Total time wasted: 6-10 minutes per cycle

After Hooks

Developer experience:

git commit -m "fixed stuff"
# ❌ Hook fails in 2 seconds: "Invalid commit format"

git commit -m "fix: resolve user authentication bug"
# ✅ Hook passes in 3 seconds
# ✅ CI passes on first try (because hooks caught issues)

Time saved: 6-10 minutes per commit that would have failed CI

Next Steps

You’ve got working hooks! Here’s what to add next:

1. Pre-Push Hook (Optional)

Run more expensive checks before pushing:

"npm test"

This runs your full test suite before pushing to remote.

2. Custom Validation Rules

Add project-specific checks to .husky/pre-commit:

# Check for console.log in production code
if git diff --cached | grep -E "console\.(log|warn|error)" >/dev/null 2>&1; then
  echo "❌ Found console statements. Remove them before committing."
  exit 1
fi

npx lint-staged

3. Monitor Hook Performance

Track how long hooks take:

# Add to pre-commit
start_time=$(date +%s)
npx lint-staged
end_time=$(date +%s)
echo "⏱️ Lint-staged took $((end_time - start_time)) seconds"

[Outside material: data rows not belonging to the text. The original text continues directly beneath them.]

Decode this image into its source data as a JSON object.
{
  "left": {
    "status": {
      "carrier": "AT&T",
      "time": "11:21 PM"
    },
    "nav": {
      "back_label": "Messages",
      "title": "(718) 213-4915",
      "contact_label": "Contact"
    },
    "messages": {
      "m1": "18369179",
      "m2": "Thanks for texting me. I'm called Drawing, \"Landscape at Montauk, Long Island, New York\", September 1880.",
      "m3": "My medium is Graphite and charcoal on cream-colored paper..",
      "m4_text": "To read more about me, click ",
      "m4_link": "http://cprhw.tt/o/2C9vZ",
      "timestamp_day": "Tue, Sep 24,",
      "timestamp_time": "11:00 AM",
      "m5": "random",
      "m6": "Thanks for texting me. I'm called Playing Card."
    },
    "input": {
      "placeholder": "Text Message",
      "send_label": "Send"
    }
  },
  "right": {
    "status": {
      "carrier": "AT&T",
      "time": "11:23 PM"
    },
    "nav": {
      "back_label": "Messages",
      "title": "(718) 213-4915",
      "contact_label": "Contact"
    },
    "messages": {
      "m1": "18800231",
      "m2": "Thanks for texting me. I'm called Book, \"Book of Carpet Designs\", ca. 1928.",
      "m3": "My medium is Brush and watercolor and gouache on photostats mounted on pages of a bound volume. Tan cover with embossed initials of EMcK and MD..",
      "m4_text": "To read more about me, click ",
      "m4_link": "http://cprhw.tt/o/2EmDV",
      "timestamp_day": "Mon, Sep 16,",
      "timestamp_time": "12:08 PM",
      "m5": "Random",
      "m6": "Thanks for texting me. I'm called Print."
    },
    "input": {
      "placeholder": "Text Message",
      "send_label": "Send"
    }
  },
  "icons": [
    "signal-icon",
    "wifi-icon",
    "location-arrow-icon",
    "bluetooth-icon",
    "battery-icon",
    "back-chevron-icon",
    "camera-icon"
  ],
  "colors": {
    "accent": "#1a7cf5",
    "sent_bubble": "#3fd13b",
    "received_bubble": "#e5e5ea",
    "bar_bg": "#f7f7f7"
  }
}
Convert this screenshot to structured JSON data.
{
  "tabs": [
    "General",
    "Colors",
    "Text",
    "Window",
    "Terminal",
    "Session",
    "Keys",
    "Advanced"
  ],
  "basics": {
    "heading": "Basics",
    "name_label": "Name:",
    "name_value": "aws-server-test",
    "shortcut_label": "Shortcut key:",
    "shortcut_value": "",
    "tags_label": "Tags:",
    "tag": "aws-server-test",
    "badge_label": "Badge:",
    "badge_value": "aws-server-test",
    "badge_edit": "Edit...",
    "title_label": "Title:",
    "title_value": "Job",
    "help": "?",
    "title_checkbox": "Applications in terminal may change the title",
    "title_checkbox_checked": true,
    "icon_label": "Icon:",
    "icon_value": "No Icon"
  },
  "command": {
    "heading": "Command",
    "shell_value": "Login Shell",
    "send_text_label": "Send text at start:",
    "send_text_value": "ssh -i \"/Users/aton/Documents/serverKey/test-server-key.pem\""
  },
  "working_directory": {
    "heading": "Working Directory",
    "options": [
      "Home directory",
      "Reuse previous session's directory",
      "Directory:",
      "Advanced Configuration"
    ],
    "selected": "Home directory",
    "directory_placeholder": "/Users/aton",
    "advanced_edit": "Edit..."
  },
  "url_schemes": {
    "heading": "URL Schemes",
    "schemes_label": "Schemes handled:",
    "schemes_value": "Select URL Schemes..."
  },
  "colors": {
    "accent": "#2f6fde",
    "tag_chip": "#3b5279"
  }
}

If hooks regularly take >5 seconds, optimize your linting patterns.

Conclusion

You now have production-ready Git hooks that:

✅ Catch linting errors locally in < 5 seconds ✅ Enforce consistent commit messages ✅ Integrate with GitLab CI/CD pipeline ✅ Auto-install for new team members ✅ Are fully customizable and extendable

Key takeaways:

  • Hooks save time by catching errors before CI/CD
  • Lint-staged makes hooks fast (only check staged files)
  • Husky makes hooks shareable across the team
  • CI/CD is your safety net (always run same checks)

The blog.stack101 project now has automated quality gates that prevent bad code from reaching the repository. Your team will thank you when they’re not debugging CI failures at midnight.